Locked in a fierce battle in the smartphone market, South Korean giant Samsung unveils its latest device aimed at challenging Apple in its home market.
The Galaxy S4, set to be unveiled at New York's Radio City Music Hall on Thursday, has been generating buzz worthy of the iPhone, as the two firms fight for leadership in smartphones in the US and global markets.
Samsung has released no details about the device, but it is widely expected to be an upgraded, slightly larger version of its Galaxy S3, with some new bells and whistles.
According to The New York Times and some other media, the S4 will be able to respond to eye movements with an enhanced interface, and will offer an improved display.
Samsung has released a series of videos on the Internet and has hired dancers to promote Thursday's event with street performances in Times Square, complete with a sign that reads, "Be Ready 4 The Next Galaxy."
Samsung has become the top smartphone maker worldwide with a 29 percent market share, according to IDC, while in the US market Apple remains the king and sells more than one of every three mobile phones.
The Galaxy S3 has sold more than 40 million worldwide since its launch last May and has some analysts debating which of the two firms is ahead in innovation.
Apple, which is known for keeping its plans private, is believed to be working on its own upgrades, including a new version of the iconic iPhone.

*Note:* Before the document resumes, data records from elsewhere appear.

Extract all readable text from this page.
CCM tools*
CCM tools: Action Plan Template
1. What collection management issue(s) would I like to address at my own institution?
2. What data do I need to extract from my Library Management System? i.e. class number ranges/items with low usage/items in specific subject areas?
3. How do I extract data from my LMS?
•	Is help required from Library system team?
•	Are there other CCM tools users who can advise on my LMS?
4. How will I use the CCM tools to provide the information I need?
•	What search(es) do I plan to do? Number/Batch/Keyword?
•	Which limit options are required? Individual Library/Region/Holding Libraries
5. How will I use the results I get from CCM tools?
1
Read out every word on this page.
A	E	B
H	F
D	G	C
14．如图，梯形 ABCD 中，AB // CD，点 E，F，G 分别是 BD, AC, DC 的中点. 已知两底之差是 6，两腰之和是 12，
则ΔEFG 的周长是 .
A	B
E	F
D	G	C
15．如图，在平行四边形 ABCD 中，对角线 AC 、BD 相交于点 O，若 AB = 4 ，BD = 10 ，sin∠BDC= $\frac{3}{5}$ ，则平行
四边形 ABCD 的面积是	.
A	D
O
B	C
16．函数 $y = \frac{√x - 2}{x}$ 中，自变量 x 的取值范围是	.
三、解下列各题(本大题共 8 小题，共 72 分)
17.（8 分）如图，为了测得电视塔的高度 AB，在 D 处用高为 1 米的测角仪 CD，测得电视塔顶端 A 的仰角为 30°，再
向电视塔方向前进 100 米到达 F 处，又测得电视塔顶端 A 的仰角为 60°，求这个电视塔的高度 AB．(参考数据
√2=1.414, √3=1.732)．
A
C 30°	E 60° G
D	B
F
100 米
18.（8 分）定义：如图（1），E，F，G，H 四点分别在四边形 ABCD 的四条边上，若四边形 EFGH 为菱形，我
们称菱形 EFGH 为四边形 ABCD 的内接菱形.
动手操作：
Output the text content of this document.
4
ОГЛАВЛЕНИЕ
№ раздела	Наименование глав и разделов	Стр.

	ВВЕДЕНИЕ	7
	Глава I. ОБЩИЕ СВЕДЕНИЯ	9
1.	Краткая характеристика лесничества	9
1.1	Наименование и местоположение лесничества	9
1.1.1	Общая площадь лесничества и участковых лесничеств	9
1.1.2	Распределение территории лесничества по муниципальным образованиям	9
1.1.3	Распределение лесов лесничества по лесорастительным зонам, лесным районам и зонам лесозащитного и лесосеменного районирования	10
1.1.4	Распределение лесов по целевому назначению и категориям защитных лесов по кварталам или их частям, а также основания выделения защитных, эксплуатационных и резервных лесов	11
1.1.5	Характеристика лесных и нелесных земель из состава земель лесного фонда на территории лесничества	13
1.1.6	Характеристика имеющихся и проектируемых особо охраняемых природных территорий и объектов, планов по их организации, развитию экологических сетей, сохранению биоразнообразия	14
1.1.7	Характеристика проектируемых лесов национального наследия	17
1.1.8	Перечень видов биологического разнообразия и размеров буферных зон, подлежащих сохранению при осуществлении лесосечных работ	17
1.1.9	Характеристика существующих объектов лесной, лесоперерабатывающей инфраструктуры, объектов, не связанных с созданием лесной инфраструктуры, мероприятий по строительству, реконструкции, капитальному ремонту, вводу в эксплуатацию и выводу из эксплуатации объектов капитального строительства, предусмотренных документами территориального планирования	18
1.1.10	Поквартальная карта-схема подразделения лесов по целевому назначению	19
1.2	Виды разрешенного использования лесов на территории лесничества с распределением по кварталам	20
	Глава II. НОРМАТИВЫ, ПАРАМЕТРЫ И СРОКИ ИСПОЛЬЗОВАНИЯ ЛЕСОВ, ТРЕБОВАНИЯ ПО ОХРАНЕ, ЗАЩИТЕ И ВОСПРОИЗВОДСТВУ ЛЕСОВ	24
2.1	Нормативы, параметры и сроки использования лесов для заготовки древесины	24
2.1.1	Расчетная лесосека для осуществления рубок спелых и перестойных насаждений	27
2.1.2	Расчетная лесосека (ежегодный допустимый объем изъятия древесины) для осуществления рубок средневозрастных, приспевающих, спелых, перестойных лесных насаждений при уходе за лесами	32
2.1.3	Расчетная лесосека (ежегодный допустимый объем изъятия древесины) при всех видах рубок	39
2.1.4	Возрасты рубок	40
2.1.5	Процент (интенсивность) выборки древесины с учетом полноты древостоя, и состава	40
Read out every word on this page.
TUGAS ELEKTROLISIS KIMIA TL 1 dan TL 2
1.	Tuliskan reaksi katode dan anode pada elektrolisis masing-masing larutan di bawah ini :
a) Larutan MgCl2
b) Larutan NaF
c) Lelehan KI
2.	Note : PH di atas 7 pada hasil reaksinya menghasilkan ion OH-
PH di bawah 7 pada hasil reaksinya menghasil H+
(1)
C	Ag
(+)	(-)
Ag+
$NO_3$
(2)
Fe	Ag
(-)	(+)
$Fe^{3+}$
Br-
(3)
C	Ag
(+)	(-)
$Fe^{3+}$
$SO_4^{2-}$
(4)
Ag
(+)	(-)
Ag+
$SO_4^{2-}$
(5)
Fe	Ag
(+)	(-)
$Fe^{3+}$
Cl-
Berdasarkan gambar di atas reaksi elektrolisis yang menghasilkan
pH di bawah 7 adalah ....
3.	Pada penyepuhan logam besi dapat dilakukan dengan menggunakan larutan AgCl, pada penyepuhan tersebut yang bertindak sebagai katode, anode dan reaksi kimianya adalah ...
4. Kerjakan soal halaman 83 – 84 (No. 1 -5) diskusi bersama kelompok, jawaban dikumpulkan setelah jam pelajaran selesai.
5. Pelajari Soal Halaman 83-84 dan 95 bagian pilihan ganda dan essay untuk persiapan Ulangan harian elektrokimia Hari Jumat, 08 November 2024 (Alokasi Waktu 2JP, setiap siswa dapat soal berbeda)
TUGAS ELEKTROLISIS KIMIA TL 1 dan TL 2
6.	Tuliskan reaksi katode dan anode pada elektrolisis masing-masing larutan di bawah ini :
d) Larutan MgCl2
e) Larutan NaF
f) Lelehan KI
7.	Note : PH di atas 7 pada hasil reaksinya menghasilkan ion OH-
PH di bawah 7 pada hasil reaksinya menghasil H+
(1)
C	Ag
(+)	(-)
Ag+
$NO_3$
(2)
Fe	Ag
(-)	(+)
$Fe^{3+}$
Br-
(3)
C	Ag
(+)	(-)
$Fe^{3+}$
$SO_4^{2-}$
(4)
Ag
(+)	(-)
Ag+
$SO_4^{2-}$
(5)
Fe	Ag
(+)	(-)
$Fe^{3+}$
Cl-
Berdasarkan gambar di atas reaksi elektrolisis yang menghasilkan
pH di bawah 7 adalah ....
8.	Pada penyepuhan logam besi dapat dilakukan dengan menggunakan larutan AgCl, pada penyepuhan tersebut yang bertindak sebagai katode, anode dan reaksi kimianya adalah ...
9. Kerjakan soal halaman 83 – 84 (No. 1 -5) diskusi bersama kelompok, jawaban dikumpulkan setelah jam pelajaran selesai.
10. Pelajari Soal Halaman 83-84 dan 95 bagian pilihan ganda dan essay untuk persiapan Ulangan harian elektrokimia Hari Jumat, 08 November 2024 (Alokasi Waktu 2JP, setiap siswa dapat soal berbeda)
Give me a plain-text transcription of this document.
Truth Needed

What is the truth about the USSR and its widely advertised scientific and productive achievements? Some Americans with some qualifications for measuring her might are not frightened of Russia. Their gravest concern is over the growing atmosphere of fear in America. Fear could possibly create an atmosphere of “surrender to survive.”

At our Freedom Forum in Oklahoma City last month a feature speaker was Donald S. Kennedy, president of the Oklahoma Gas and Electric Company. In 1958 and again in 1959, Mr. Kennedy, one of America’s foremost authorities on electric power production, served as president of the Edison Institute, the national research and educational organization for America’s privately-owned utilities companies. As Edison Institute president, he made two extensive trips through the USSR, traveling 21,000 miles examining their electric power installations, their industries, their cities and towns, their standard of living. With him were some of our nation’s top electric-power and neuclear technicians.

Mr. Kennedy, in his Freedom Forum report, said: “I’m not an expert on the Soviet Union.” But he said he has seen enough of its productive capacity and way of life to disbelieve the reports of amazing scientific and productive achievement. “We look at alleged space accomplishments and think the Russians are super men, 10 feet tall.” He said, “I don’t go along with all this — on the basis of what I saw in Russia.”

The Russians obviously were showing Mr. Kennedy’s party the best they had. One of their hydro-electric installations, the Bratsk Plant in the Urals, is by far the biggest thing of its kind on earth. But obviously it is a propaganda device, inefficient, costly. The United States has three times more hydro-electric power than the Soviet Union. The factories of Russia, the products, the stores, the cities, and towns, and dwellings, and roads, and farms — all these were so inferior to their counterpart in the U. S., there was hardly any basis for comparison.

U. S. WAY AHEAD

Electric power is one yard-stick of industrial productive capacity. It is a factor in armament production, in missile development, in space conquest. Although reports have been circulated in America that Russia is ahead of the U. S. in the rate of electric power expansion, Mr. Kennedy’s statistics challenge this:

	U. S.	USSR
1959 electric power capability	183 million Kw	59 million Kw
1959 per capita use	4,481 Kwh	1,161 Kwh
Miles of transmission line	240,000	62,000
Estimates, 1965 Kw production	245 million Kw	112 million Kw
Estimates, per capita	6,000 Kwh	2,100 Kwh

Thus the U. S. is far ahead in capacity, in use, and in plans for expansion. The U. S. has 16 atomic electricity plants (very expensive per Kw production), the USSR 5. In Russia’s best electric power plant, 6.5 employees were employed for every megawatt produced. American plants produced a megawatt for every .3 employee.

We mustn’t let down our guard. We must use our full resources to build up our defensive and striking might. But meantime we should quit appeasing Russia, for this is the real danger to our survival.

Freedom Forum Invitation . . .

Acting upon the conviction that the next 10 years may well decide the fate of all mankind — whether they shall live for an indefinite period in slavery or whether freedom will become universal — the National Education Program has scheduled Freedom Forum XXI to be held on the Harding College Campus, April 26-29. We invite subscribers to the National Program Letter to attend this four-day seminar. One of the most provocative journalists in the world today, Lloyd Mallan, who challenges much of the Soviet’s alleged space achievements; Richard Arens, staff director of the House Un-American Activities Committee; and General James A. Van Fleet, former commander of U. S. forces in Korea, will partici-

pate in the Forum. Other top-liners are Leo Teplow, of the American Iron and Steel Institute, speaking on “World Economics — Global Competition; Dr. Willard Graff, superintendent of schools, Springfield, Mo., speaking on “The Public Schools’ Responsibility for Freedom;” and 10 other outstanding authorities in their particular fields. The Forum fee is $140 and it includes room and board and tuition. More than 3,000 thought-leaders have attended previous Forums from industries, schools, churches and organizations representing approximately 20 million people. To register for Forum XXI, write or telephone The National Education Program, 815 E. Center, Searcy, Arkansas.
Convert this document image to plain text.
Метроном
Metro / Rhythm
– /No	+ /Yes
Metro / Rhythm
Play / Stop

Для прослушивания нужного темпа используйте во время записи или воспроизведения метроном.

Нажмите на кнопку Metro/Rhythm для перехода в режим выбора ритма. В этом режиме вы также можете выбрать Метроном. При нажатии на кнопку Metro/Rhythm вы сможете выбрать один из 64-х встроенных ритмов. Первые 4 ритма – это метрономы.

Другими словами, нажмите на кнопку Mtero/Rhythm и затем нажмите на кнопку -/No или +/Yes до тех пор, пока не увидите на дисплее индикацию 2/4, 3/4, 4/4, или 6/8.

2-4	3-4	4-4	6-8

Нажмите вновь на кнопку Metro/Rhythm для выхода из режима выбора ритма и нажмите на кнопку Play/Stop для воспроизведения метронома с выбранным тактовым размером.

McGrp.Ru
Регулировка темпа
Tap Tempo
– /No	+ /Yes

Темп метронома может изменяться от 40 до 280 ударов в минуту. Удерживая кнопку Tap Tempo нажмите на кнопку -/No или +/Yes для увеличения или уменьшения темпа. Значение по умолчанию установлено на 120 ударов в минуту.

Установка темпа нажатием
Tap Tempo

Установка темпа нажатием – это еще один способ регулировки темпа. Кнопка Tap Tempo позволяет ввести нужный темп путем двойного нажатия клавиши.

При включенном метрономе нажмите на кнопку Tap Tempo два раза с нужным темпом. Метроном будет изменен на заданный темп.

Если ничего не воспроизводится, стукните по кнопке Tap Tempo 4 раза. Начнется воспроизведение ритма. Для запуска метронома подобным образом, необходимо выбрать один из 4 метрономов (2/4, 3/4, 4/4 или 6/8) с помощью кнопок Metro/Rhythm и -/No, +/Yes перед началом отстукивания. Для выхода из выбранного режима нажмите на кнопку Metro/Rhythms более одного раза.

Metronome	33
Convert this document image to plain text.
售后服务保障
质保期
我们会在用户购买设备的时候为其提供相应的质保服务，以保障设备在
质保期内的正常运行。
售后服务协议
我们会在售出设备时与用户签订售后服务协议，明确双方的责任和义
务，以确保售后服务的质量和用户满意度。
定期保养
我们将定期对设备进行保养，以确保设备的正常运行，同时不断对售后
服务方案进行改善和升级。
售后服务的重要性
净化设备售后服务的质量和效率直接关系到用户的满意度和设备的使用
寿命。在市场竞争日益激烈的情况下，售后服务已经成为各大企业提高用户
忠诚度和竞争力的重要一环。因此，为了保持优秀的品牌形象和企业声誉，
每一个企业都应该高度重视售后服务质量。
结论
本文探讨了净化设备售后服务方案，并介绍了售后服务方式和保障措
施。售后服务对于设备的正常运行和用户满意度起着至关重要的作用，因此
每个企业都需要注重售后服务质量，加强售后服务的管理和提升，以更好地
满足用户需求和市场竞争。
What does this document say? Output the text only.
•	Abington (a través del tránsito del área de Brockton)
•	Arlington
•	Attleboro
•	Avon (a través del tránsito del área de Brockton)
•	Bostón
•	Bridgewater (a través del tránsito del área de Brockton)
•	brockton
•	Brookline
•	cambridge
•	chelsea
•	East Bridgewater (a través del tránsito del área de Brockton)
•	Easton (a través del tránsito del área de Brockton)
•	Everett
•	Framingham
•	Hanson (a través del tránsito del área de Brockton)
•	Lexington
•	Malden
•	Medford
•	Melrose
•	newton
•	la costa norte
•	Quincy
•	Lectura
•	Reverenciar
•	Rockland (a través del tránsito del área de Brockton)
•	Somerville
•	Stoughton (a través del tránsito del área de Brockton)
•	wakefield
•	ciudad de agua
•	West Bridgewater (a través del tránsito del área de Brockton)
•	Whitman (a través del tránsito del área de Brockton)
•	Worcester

But Apple shares have slumped some 40 percent from highs hit last year.
Analysts at CIMB, an Asian financial firm, see sales of the Galaxy S4 likely to reach at least 70 million and "even over 100 million is possible." Morgan Stanley said the new device should deliver "solid" results for Samsung.
"Samsung could be the new Apple," said a research note from analysts at Bank of America-Merrill Lynch.
"Apple's recent products, the iPhone 5 and the iPad mini simply can't stand next to the innovation and buzz Samsung has brought to the market."
The two firms are also battling in the market for tablet computers—with Apple leading the market but losing some market share—and have been in a bitter court battle over patent infringement in US courts and elsewhere,
A judge recently cut $450 million from a $1 billion award to be paid by Samsung in a major case in California, saying a jury had wrongly calculated the damages.
Apple had accused its rival of massive and willful copying of its designs and technology for smartphones and tablets.
Some analysts say the legal struggle will have little impact on the market because new products hit the market by the time the cases can be resolved in the courts.